Beirut kommt auch in der schwedischen Stadt Linköping in den Sinn, wo Anfang Juni eine Explosion durch ein Wohnhaus schwappte, bis es aussah, als wäre es im Krieg zerstört worden. Wie durch ein Wunder wurde bei der Explosion niemand getötet, aber 20 Menschen wurden verletzt. Die Polizei vermutet, dass der Vorfall Gang-bezogen ist. Wenige Wochen später wurden im Stadtteil Linköping in Skäggetorp – auf der Polizeiliste der „gefährdeten Gebiete“ oder „No-Go-Zonen“ – zwei Männer erschossen.

Danach, am 30. Juni, fanden in Stockholm drei Schießereien in drei verschiedenen Vororten statt, bei denen es um weitere Vorfälle im Zusammenhang mit Gangs ging. Zwei Menschen, von denen einer in den Kopf geschossen worden war, starben. Einer der ermordeten Männer, ein Rapper namens Rozh Shamal, war zuvor unter anderem wegen Körperverletzung, Raub und Drogendelikten verurteilt worden. In diesem Jahr wurden allein in Stockholm bereits elf Menschen erschossen – so viele wie im gesamten Jahr 2018. In diesem Jahr wurden in Schweden bisher mehr als zwanzig Menschen erschossen.
„Die Entwicklung ist inakzeptabel“, sagte der Leiter der nationalen Einsatzabteilung der Polizei (Noa), Mats Löfving. „In vielen Fällen werden militärische automatische Waffen eingesetzt. Wir sehen einen Rückgang der Zahl der Verletzten durch Waffengewalt, aber die Zahl der Morde geht nicht zurück“.

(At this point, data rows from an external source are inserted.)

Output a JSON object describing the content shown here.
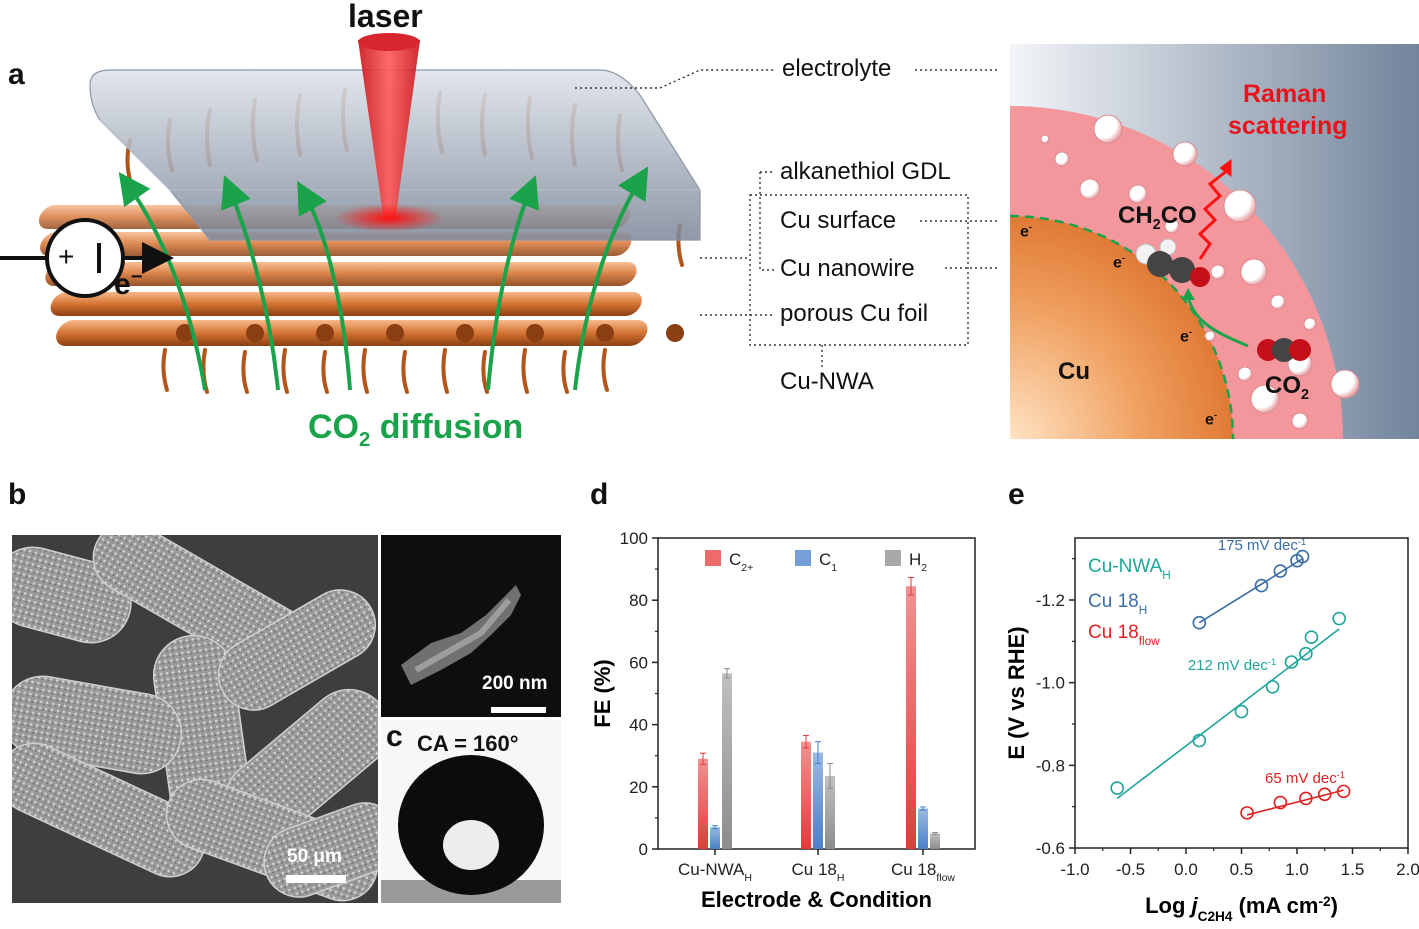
{
  "panel_letters": {
    "a": "a",
    "b": "b",
    "c": "c",
    "d": "d",
    "e": "e"
  },
  "panel_a": {
    "laser": "laser",
    "co2_diffusion_main": "CO",
    "co2_diffusion_sub": "2",
    "co2_diffusion_rest": " diffusion",
    "electron": "e",
    "plus": "+",
    "callouts": {
      "electrolyte": "electrolyte",
      "gdl": "alkanethiol GDL",
      "cu_surface": "Cu surface",
      "cu_nanowire": "Cu nanowire",
      "porous_foil": "porous Cu foil",
      "nwa": "Cu-NWA"
    },
    "zoom": {
      "raman_line1": "Raman",
      "raman_line2": "scattering",
      "ch2co": "CH",
      "ch2co_sub": "2",
      "ch2co_rest": "CO",
      "cu": "Cu",
      "co2": "CO",
      "co2_sub": "2",
      "e_minus": "e",
      "e_sup": "-"
    },
    "colors": {
      "green": "#1aa34a",
      "red": "#e8141c",
      "copper": "#c0601f",
      "pink": "#f29aa0"
    }
  },
  "panel_b": {
    "scale": "50 μm"
  },
  "panel_b_inset": {
    "scale": "200 nm"
  },
  "panel_c": {
    "ca": "CA = 160°"
  },
  "panel_d": {
    "chart_data": {
      "type": "bar",
      "categories": [
        "Cu-NWA",
        "Cu 18",
        "Cu 18"
      ],
      "category_subs": [
        "H",
        "H",
        "flow"
      ],
      "series": [
        {
          "name": "C",
          "sub": "2+",
          "color": "#e53a3a",
          "values": [
            29,
            34.5,
            84.5
          ],
          "errors": [
            1.8,
            2.0,
            2.8
          ]
        },
        {
          "name": "C",
          "sub": "1",
          "color": "#4a7fc9",
          "values": [
            7,
            31,
            13
          ],
          "errors": [
            0.5,
            3.5,
            0.5
          ]
        },
        {
          "name": "H",
          "sub": "2",
          "color": "#8c8c8c",
          "values": [
            56.5,
            23.5,
            5
          ],
          "errors": [
            1.5,
            4.0,
            0.3
          ]
        }
      ],
      "ylabel": "FE (%)",
      "xlabel": "Electrode & Condition",
      "ylim": [
        0,
        100
      ],
      "yticks": [
        "0",
        "20",
        "40",
        "60",
        "80",
        "100"
      ]
    }
  },
  "panel_e": {
    "chart_data": {
      "type": "scatter",
      "xlabel_main": "Log ",
      "xlabel_j": "j",
      "xlabel_sub": "C",
      "xlabel_sub2": "2",
      "xlabel_sub3": "H",
      "xlabel_sub4": "4",
      "xlabel_units": " (mA cm",
      "xlabel_sup": "-2",
      "xlabel_end": ")",
      "ylabel": "E (V vs RHE)",
      "xlim": [
        -1.0,
        2.0
      ],
      "ylim": [
        -0.6,
        -1.35
      ],
      "xticks": [
        "-1.0",
        "-0.5",
        "0.0",
        "0.5",
        "1.0",
        "1.5",
        "2.0"
      ],
      "yticks": [
        "-0.6",
        "-0.8",
        "-1.0",
        "-1.2"
      ],
      "series": [
        {
          "name": "Cu-NWA",
          "sub": "H",
          "color": "#20a59b",
          "x": [
            -0.62,
            0.12,
            0.5,
            0.78,
            0.95,
            1.08,
            1.13,
            1.38
          ],
          "y": [
            -0.745,
            -0.86,
            -0.93,
            -0.99,
            -1.05,
            -1.07,
            -1.11,
            -1.155
          ],
          "fit": [
            [
              -0.62,
              -0.72
            ],
            [
              1.38,
              -1.13
            ]
          ],
          "slope": "212 mV dec",
          "slope_sup": "-1"
        },
        {
          "name": "Cu 18",
          "sub": "H",
          "color": "#3a6ea5",
          "x": [
            0.12,
            0.68,
            0.85,
            1.0,
            1.05
          ],
          "y": [
            -1.145,
            -1.235,
            -1.27,
            -1.295,
            -1.305
          ],
          "fit": [
            [
              0.12,
              -1.145
            ],
            [
              1.05,
              -1.3
            ]
          ],
          "slope": "175 mV dec",
          "slope_sup": "-1"
        },
        {
          "name": "Cu 18",
          "sub": "flow",
          "color": "#e02020",
          "x": [
            0.55,
            0.85,
            1.08,
            1.25,
            1.42
          ],
          "y": [
            -0.685,
            -0.71,
            -0.72,
            -0.73,
            -0.737
          ],
          "fit": [
            [
              0.55,
              -0.68
            ],
            [
              1.42,
              -0.74
            ]
          ],
          "slope": "65 mV dec",
          "slope_sup": "-1"
        }
      ]
    }
  }
}
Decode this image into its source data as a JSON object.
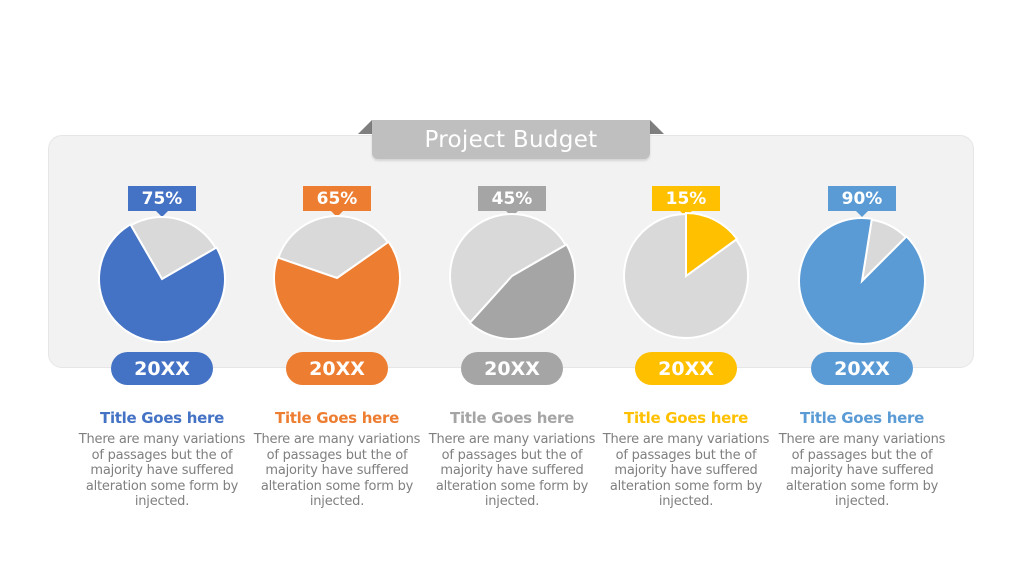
{
  "title": "Project Budget",
  "chart_data": {
    "type": "pie",
    "title": "Project Budget",
    "remainder_color": "#d9d9d9",
    "items": [
      {
        "label": "20XX",
        "percent": 75,
        "percent_label": "75%",
        "color": "#4472c4",
        "heading": "Title Goes here",
        "body": "There are many variations of passages but the of majority have suffered alteration some form by injected."
      },
      {
        "label": "20XX",
        "percent": 65,
        "percent_label": "65%",
        "color": "#ed7d31",
        "heading": "Title Goes here",
        "body": "There are many variations of passages but the of majority have suffered alteration some form by injected."
      },
      {
        "label": "20XX",
        "percent": 45,
        "percent_label": "45%",
        "color": "#a5a5a5",
        "heading": "Title Goes here",
        "body": "There are many variations of passages but the of majority have suffered alteration some form by injected."
      },
      {
        "label": "20XX",
        "percent": 15,
        "percent_label": "15%",
        "color": "#ffc000",
        "heading": "Title Goes here",
        "body": "There are many variations of passages but the of majority have suffered alteration some form by injected."
      },
      {
        "label": "20XX",
        "percent": 90,
        "percent_label": "90%",
        "color": "#5b9bd5",
        "heading": "Title Goes here",
        "body": "There are many variations of passages but the of majority have suffered alteration some form by injected."
      }
    ]
  }
}
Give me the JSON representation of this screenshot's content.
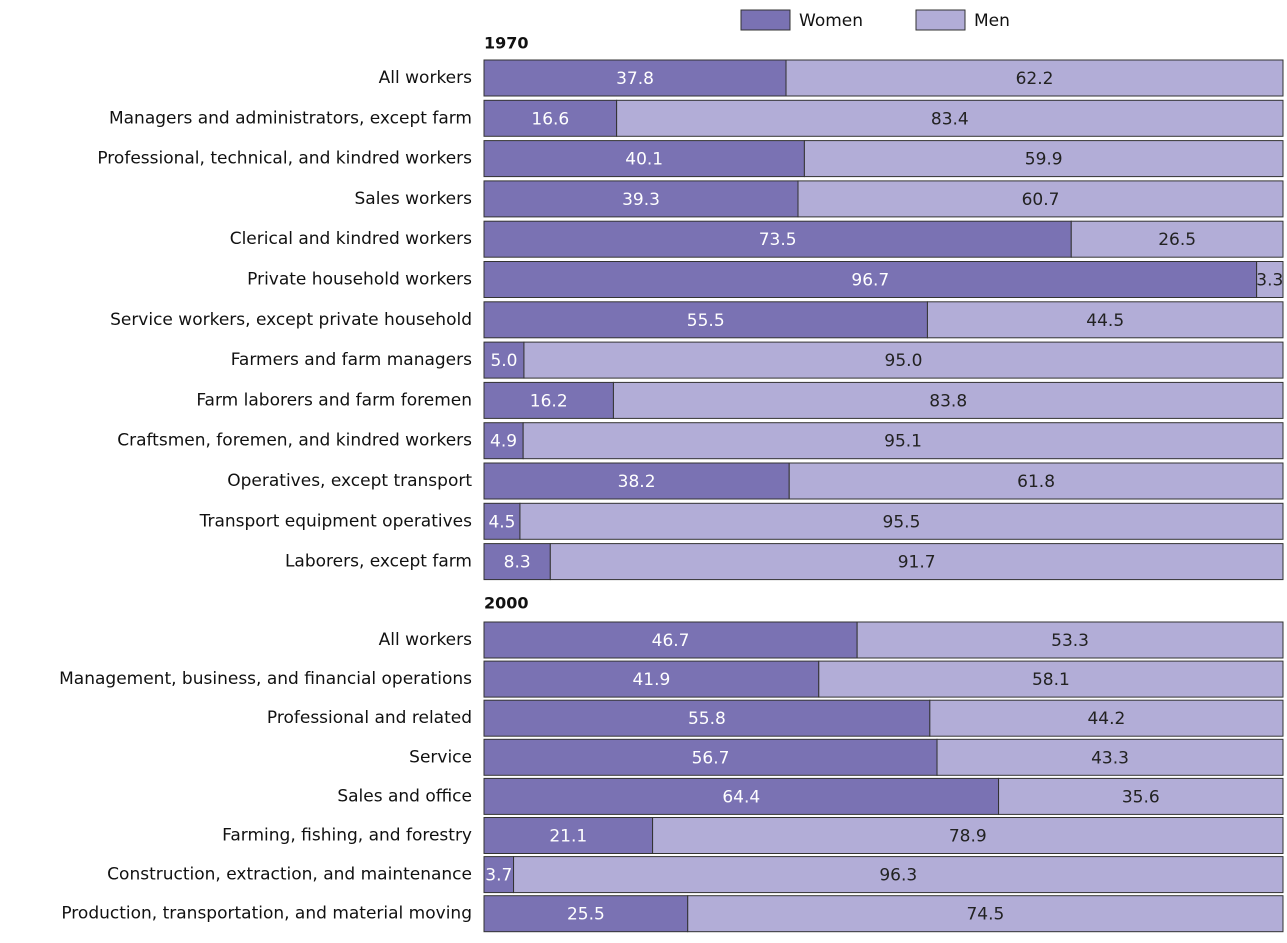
{
  "chart_data": {
    "type": "bar",
    "stacked": true,
    "orientation": "horizontal",
    "xlim": [
      0,
      100
    ],
    "legend": [
      {
        "name": "Women",
        "color": "#7a72b3"
      },
      {
        "name": "Men",
        "color": "#b2add7"
      }
    ],
    "groups": [
      {
        "title": "1970",
        "categories": [
          "All workers",
          "Managers and administrators, except farm",
          "Professional, technical, and kindred workers",
          "Sales workers",
          "Clerical and kindred workers",
          "Private household workers",
          "Service workers, except private household",
          "Farmers and farm managers",
          "Farm laborers and farm foremen",
          "Craftsmen, foremen, and kindred workers",
          "Operatives, except transport",
          "Transport equipment operatives",
          "Laborers, except farm"
        ],
        "series": [
          {
            "values": [
              37.8,
              16.6,
              40.1,
              39.3,
              73.5,
              96.7,
              55.5,
              5,
              16.2,
              4.9,
              38.2,
              4.5,
              8.3
            ],
            "value_labels": [
              "37.8",
              "16.6",
              "40.1",
              "39.3",
              "73.5",
              "96.7",
              "55.5",
              "5.0",
              "16.2",
              "4.9",
              "38.2",
              "4.5",
              "8.3"
            ]
          },
          {
            "values": [
              62.2,
              83.4,
              59.9,
              60.7,
              26.5,
              3.3,
              44.5,
              95,
              83.8,
              95.1,
              61.8,
              95.5,
              91.7
            ],
            "value_labels": [
              "62.2",
              "83.4",
              "59.9",
              "60.7",
              "26.5",
              "3.3",
              "44.5",
              "95.0",
              "83.8",
              "95.1",
              "61.8",
              "95.5",
              "91.7"
            ]
          }
        ]
      },
      {
        "title": "2000",
        "categories": [
          "All workers",
          "Management, business, and financial operations",
          "Professional and related",
          "Service",
          "Sales and office",
          "Farming, fishing, and forestry",
          "Construction, extraction, and maintenance",
          "Production, transportation, and material moving"
        ],
        "series": [
          {
            "values": [
              46.7,
              41.9,
              55.8,
              56.7,
              64.4,
              21.1,
              3.7,
              25.5
            ],
            "value_labels": [
              "46.7",
              "41.9",
              "55.8",
              "56.7",
              "64.4",
              "21.1",
              "3.7",
              "25.5"
            ]
          },
          {
            "values": [
              53.3,
              58.1,
              44.2,
              43.3,
              35.6,
              78.9,
              96.3,
              74.5
            ],
            "value_labels": [
              "53.3",
              "58.1",
              "44.2",
              "43.3",
              "35.6",
              "78.9",
              "96.3",
              "74.5"
            ]
          }
        ]
      }
    ]
  }
}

Am 1. Juli sagte der Polizeichef Anders Thornberg, die Situation sei „außerordentlich ernst“. Er behauptete jedoch, dass die Polizei die Kontrolle über die Gangs nicht verloren habe und dass die Hauptaufgabe darin bestehe, das Wachstum der Zahl junger Krimineller zu stoppen. „Für jeden jungen Mann, der erschossen wird, gibt es 10-15 neue, die bereit sind, einzuspringen“, sagte er. Nur wenige Tage später fügte er jedoch hinzu, dass sich die Schweden auf absehbare Zeit an die Schießereien gewöhnen müssten: „Wir denken, dass dies [die Schießereien und die extreme Gewalt] für fünf bis zehn Jahre in den besonders gefährdeten Gebieten anhalten könnte“, sagte Thornberg. „Es geht auch um Drogen. Drogen sind in der Gesellschaft etabliert, und die einfachen Menschen kaufen sie. Es gibt einen Markt, um den sich die Gangs weiterhin streiten werden“.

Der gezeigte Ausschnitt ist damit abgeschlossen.